Thirty years ago this week, it was on September 18, 1992 when Lola Rosa Henson first appeared in public after she heeded Nelia Sancho’s call over a radio station encouraging Filipina women who had been abused by wartime Japanese troops to come forward.
This became the catalyst for the comfort women movement in the Philippines. The Lila Pilipina was then formed.
On August 18, 1997, Lola Rosa succumbed to a heart attack and died without receiving the justice she had long fought for. It has been almost eight decades since the war ended on August 15, 1945, and yet the Japanese government refuses to recognize its official accountability to the victims of sex slavery.
Sancho is now reunited in heaven with Lola Rosa. She died on September 1, 2022, two days after her 71st birthday.
As a reporter in the 1990s while finishing my legal studies at UP Diliman, I met Lola Rosa and Sancho while covering an Asian sex slaves forum. The victims, euphemistically called “comfort women,” were brave enough to tell the world about this inhuman practice of the Japanese during the war.
About 200,000 women from Korea, China, Burma, New Guinea, and the Philippines were held in captivity and many thousands more were raped as part of one of the largest operations of sexual violence in modern history.
The girls who were abducted, trafficked or brought to the Japanese military camps had their own dreams and visions for the future. All these were shattered. The victims spent their lives in misery, having endured physical injuries, pain and disability, and mental and emotional suffering.
The last time I saw both of them together was during Lila Pilipina’s 1996 Christmas party.
Wearing a Filipina dress, Lola Rosa danced and sang with other lolas, unmindful of her deteriorating health due to a stroke she suffered after her 50-year-old daughter Rosalinda died.
I saw Sancho for the last time in January 2020 when I visited the life-sized statue of two women standing on their property located along Caticlan Jetty Port Road where Boracay-bound tourists board passenger boats.
Despite her Queen of the Pacific title, Sancho did not pursue modeling or a showbiz career like what most beauty titleholders would usually do. She was popularly described as “beauty queen turned women’s rights activist” due to her involvement with several progressive organizations that advocate women empowerment.
Sancho also played an active part in an international solidarity conference that called for the resolution of Japan’s wartime past.
The Women’s Tribunal that sat in Tokyo, Japan from December 8 to 12, 2000 deliberated on the criminal liability of high-ranking Japanese military and political officials, as well as the Japanese state’s responsibility for military rape and sexual slavery.
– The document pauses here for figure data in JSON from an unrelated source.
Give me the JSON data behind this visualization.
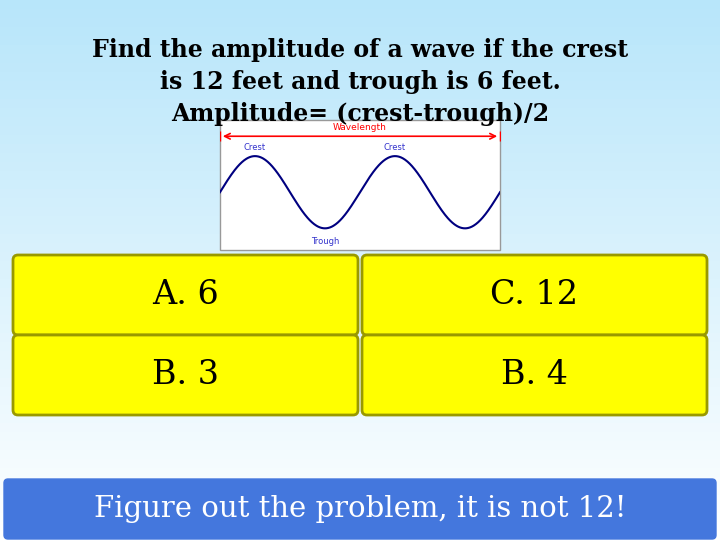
{
  "title_line1": "Find the amplitude of a wave if the crest",
  "title_line2": "is 12 feet and trough is 6 feet.",
  "title_line3": "Amplitude= (crest-trough)/2",
  "answer_buttons": [
    {
      "label": "A. 6",
      "col": 0,
      "row": 0
    },
    {
      "label": "C. 12",
      "col": 1,
      "row": 0
    },
    {
      "label": "B. 3",
      "col": 0,
      "row": 1
    },
    {
      "label": "B. 4",
      "col": 1,
      "row": 1
    }
  ],
  "button_bg": "#ffff00",
  "footer_text": "Figure out the problem, it is not 12!",
  "footer_bg": "#4477dd",
  "footer_text_color": "#ffffff",
  "title_fontsize": 17,
  "button_fontsize": 24,
  "footer_fontsize": 21
}
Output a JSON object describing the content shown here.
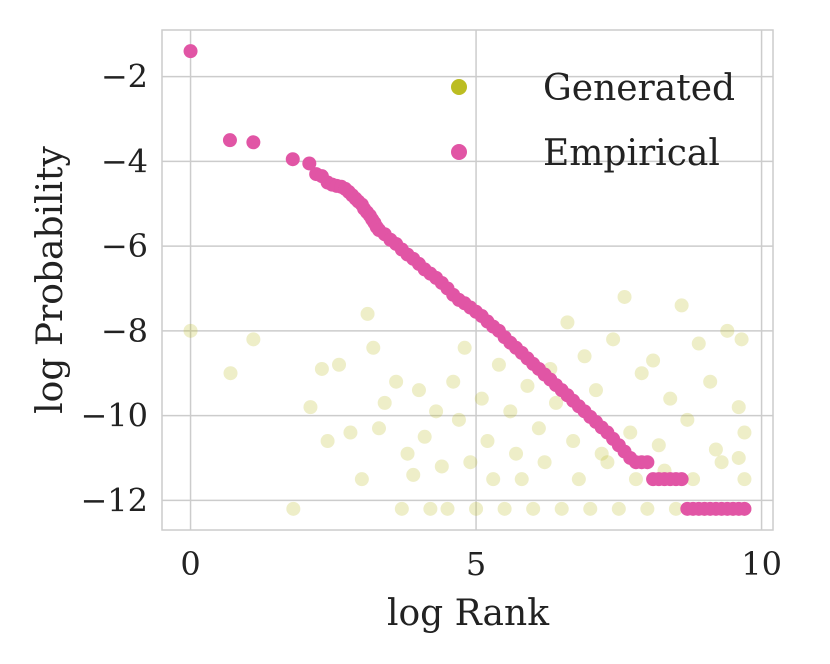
{
  "chart_data": {
    "type": "scatter",
    "title": "",
    "xlabel": "log Rank",
    "ylabel": "log Probability",
    "xlim": [
      -0.5,
      10.2
    ],
    "ylim": [
      -12.7,
      -0.9
    ],
    "xticks": [
      0,
      5,
      10
    ],
    "yticks": [
      -2,
      -4,
      -6,
      -8,
      -10,
      -12
    ],
    "xtick_labels": [
      "0",
      "5",
      "10"
    ],
    "ytick_labels": [
      "−2",
      "−4",
      "−6",
      "−8",
      "−10",
      "−12"
    ],
    "grid": true,
    "legend_position": "top-right",
    "series": [
      {
        "name": "Generated",
        "color": "#bcbd22",
        "opacity": 0.25,
        "description": "faint scattered points, dense cluster at large rank",
        "points": [
          [
            0.0,
            -8.0
          ],
          [
            0.7,
            -9.0
          ],
          [
            1.1,
            -8.2
          ],
          [
            1.8,
            -12.2
          ],
          [
            2.1,
            -9.8
          ],
          [
            2.3,
            -8.9
          ],
          [
            2.4,
            -10.6
          ],
          [
            2.6,
            -8.8
          ],
          [
            2.8,
            -10.4
          ],
          [
            3.0,
            -11.5
          ],
          [
            3.1,
            -7.6
          ],
          [
            3.2,
            -8.4
          ],
          [
            3.3,
            -10.3
          ],
          [
            3.4,
            -9.7
          ],
          [
            3.6,
            -9.2
          ],
          [
            3.7,
            -12.2
          ],
          [
            3.8,
            -10.9
          ],
          [
            3.9,
            -11.4
          ],
          [
            4.0,
            -9.4
          ],
          [
            4.1,
            -10.5
          ],
          [
            4.2,
            -12.2
          ],
          [
            4.3,
            -9.9
          ],
          [
            4.4,
            -11.2
          ],
          [
            4.5,
            -12.2
          ],
          [
            4.6,
            -9.2
          ],
          [
            4.7,
            -10.1
          ],
          [
            4.8,
            -8.4
          ],
          [
            4.9,
            -11.1
          ],
          [
            5.0,
            -12.2
          ],
          [
            5.1,
            -9.6
          ],
          [
            5.2,
            -10.6
          ],
          [
            5.3,
            -11.5
          ],
          [
            5.4,
            -8.8
          ],
          [
            5.5,
            -12.2
          ],
          [
            5.6,
            -9.9
          ],
          [
            5.7,
            -10.9
          ],
          [
            5.8,
            -11.5
          ],
          [
            5.9,
            -9.3
          ],
          [
            6.0,
            -12.2
          ],
          [
            6.1,
            -10.3
          ],
          [
            6.2,
            -11.1
          ],
          [
            6.3,
            -8.9
          ],
          [
            6.4,
            -9.7
          ],
          [
            6.5,
            -12.2
          ],
          [
            6.6,
            -7.8
          ],
          [
            6.7,
            -10.6
          ],
          [
            6.8,
            -11.5
          ],
          [
            6.9,
            -8.6
          ],
          [
            7.0,
            -12.2
          ],
          [
            7.1,
            -9.4
          ],
          [
            7.2,
            -10.9
          ],
          [
            7.3,
            -11.1
          ],
          [
            7.4,
            -8.2
          ],
          [
            7.5,
            -12.2
          ],
          [
            7.6,
            -7.2
          ],
          [
            7.7,
            -10.4
          ],
          [
            7.8,
            -11.5
          ],
          [
            7.9,
            -9.0
          ],
          [
            8.0,
            -12.2
          ],
          [
            8.1,
            -8.7
          ],
          [
            8.2,
            -10.7
          ],
          [
            8.3,
            -11.3
          ],
          [
            8.4,
            -9.6
          ],
          [
            8.5,
            -12.2
          ],
          [
            8.6,
            -7.4
          ],
          [
            8.7,
            -10.1
          ],
          [
            8.8,
            -11.5
          ],
          [
            8.9,
            -8.3
          ],
          [
            9.0,
            -12.2
          ],
          [
            9.1,
            -9.2
          ],
          [
            9.2,
            -10.8
          ],
          [
            9.3,
            -11.1
          ],
          [
            9.4,
            -8.0
          ],
          [
            9.5,
            -12.2
          ],
          [
            9.6,
            -9.8
          ],
          [
            9.65,
            -8.2
          ],
          [
            9.7,
            -11.5
          ],
          [
            9.7,
            -10.4
          ],
          [
            9.7,
            -12.2
          ],
          [
            9.6,
            -11.0
          ]
        ]
      },
      {
        "name": "Empirical",
        "color": "#e155a5",
        "opacity": 1.0,
        "description": "decreasing curve from (0,-1.4) to plateau at -12.2",
        "points": [
          [
            0.0,
            -1.4
          ],
          [
            0.69,
            -3.5
          ],
          [
            1.1,
            -3.55
          ],
          [
            1.79,
            -3.95
          ],
          [
            2.08,
            -4.05
          ],
          [
            2.2,
            -4.3
          ],
          [
            2.3,
            -4.35
          ],
          [
            2.4,
            -4.5
          ],
          [
            2.48,
            -4.55
          ],
          [
            2.56,
            -4.58
          ],
          [
            2.64,
            -4.6
          ],
          [
            2.71,
            -4.65
          ],
          [
            2.77,
            -4.72
          ],
          [
            2.83,
            -4.8
          ],
          [
            2.89,
            -4.88
          ],
          [
            2.94,
            -4.95
          ],
          [
            3.0,
            -5.02
          ],
          [
            3.04,
            -5.12
          ],
          [
            3.09,
            -5.2
          ],
          [
            3.14,
            -5.28
          ],
          [
            3.18,
            -5.37
          ],
          [
            3.22,
            -5.45
          ],
          [
            3.26,
            -5.55
          ],
          [
            3.3,
            -5.62
          ],
          [
            3.4,
            -5.72
          ],
          [
            3.5,
            -5.85
          ],
          [
            3.6,
            -5.95
          ],
          [
            3.7,
            -6.08
          ],
          [
            3.8,
            -6.2
          ],
          [
            3.9,
            -6.3
          ],
          [
            4.0,
            -6.42
          ],
          [
            4.1,
            -6.55
          ],
          [
            4.2,
            -6.65
          ],
          [
            4.3,
            -6.75
          ],
          [
            4.4,
            -6.87
          ],
          [
            4.5,
            -7.0
          ],
          [
            4.6,
            -7.15
          ],
          [
            4.7,
            -7.27
          ],
          [
            4.8,
            -7.35
          ],
          [
            4.9,
            -7.45
          ],
          [
            5.0,
            -7.55
          ],
          [
            5.1,
            -7.65
          ],
          [
            5.2,
            -7.78
          ],
          [
            5.3,
            -7.9
          ],
          [
            5.4,
            -8.0
          ],
          [
            5.5,
            -8.15
          ],
          [
            5.6,
            -8.28
          ],
          [
            5.7,
            -8.4
          ],
          [
            5.8,
            -8.52
          ],
          [
            5.9,
            -8.65
          ],
          [
            6.0,
            -8.78
          ],
          [
            6.1,
            -8.9
          ],
          [
            6.2,
            -9.03
          ],
          [
            6.3,
            -9.15
          ],
          [
            6.4,
            -9.28
          ],
          [
            6.5,
            -9.4
          ],
          [
            6.6,
            -9.52
          ],
          [
            6.7,
            -9.65
          ],
          [
            6.8,
            -9.78
          ],
          [
            6.9,
            -9.9
          ],
          [
            7.0,
            -10.03
          ],
          [
            7.1,
            -10.15
          ],
          [
            7.2,
            -10.28
          ],
          [
            7.3,
            -10.4
          ],
          [
            7.4,
            -10.55
          ],
          [
            7.5,
            -10.7
          ],
          [
            7.6,
            -10.85
          ],
          [
            7.7,
            -11.0
          ],
          [
            7.8,
            -11.1
          ],
          [
            7.9,
            -11.1
          ],
          [
            8.0,
            -11.1
          ],
          [
            8.1,
            -11.5
          ],
          [
            8.2,
            -11.5
          ],
          [
            8.3,
            -11.5
          ],
          [
            8.4,
            -11.5
          ],
          [
            8.5,
            -11.5
          ],
          [
            8.6,
            -11.5
          ],
          [
            8.7,
            -12.2
          ],
          [
            8.8,
            -12.2
          ],
          [
            8.9,
            -12.2
          ],
          [
            9.0,
            -12.2
          ],
          [
            9.1,
            -12.2
          ],
          [
            9.2,
            -12.2
          ],
          [
            9.3,
            -12.2
          ],
          [
            9.4,
            -12.2
          ],
          [
            9.5,
            -12.2
          ],
          [
            9.6,
            -12.2
          ],
          [
            9.7,
            -12.2
          ]
        ]
      }
    ]
  }
}
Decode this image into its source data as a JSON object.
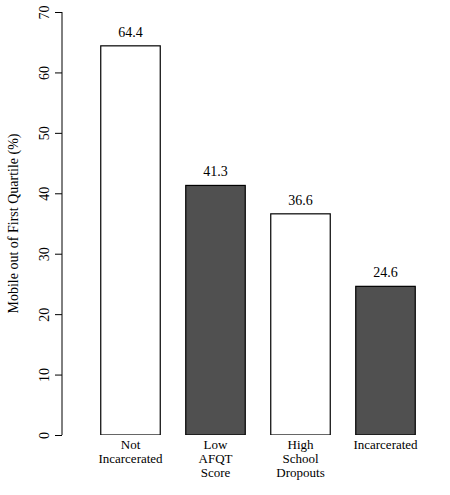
{
  "chart_data": {
    "type": "bar",
    "ylabel": "Mobile out of First Quartile (%)",
    "categories": [
      "Not Incarcerated",
      "Low AFQT Score",
      "High School Dropouts",
      "Incarcerated"
    ],
    "values": [
      64.4,
      41.3,
      36.6,
      24.6
    ],
    "colors": [
      "#ffffff",
      "#505050",
      "#ffffff",
      "#505050"
    ],
    "ylim": [
      0,
      70
    ],
    "yticks": [
      0,
      10,
      20,
      30,
      40,
      50,
      60,
      70
    ],
    "data_labels": true
  }
}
Sancho also organized the Lola Kampaneras, which is a local support group composed of comfort women based in the Panay Island (Capiz, Aklan, Antique, Iloilo).
During our last conversation beside the Lola Statue in Aklan, I asked her how will she describe the Lola campaign. I recorded a video of her answer: “It is my hope that by speaking up and providing support systems to them, the ‘Lolas’ will be recognized and honored and not put into shame as rape victims, as victims of sexual slavery always find themselves in a situation of being shamed. It is not they who should be shamed but the perpetrators—Japanese military, rapists, perpetrators of all other situations who take advantage of women and children.”
The remaining comfort woman “Lola” statue previously erected in Sancho’s property in Caticlan, Aklan has found a new home in Pandan, Antique.
The two-meter high “Lola” statue was installed in December 2017 along Baywalk, Roxas Boulevard in Manila. Four months after its installation, the Lola statue was dismantled by the DPWH on April 27, 2018, allegedly for a drainage improvement project, but seen as submission to protests from Japan.
It was later declared missing in August 2019 when the artist, Jonas Roces, failed to deliver the statue for its reinstallation at the Baclaran Church.
From the more than 200 survivors in the late 1990s, less than 50 Filipina sexual slavery victims are still alive.
Sancho lamented that the Lolas are dying and “we didn’t want the issue to die with them.”
Sancho’s death, along with those other Lolas, highlights a sense of urgency for the Lolas to receive a formal unequivocal public apology and just compensation from Japan, as well as accurate historical inclusion while their voices can still be heard.
Justice has not yet been given to these women. Sancho’s fight continues up to this day.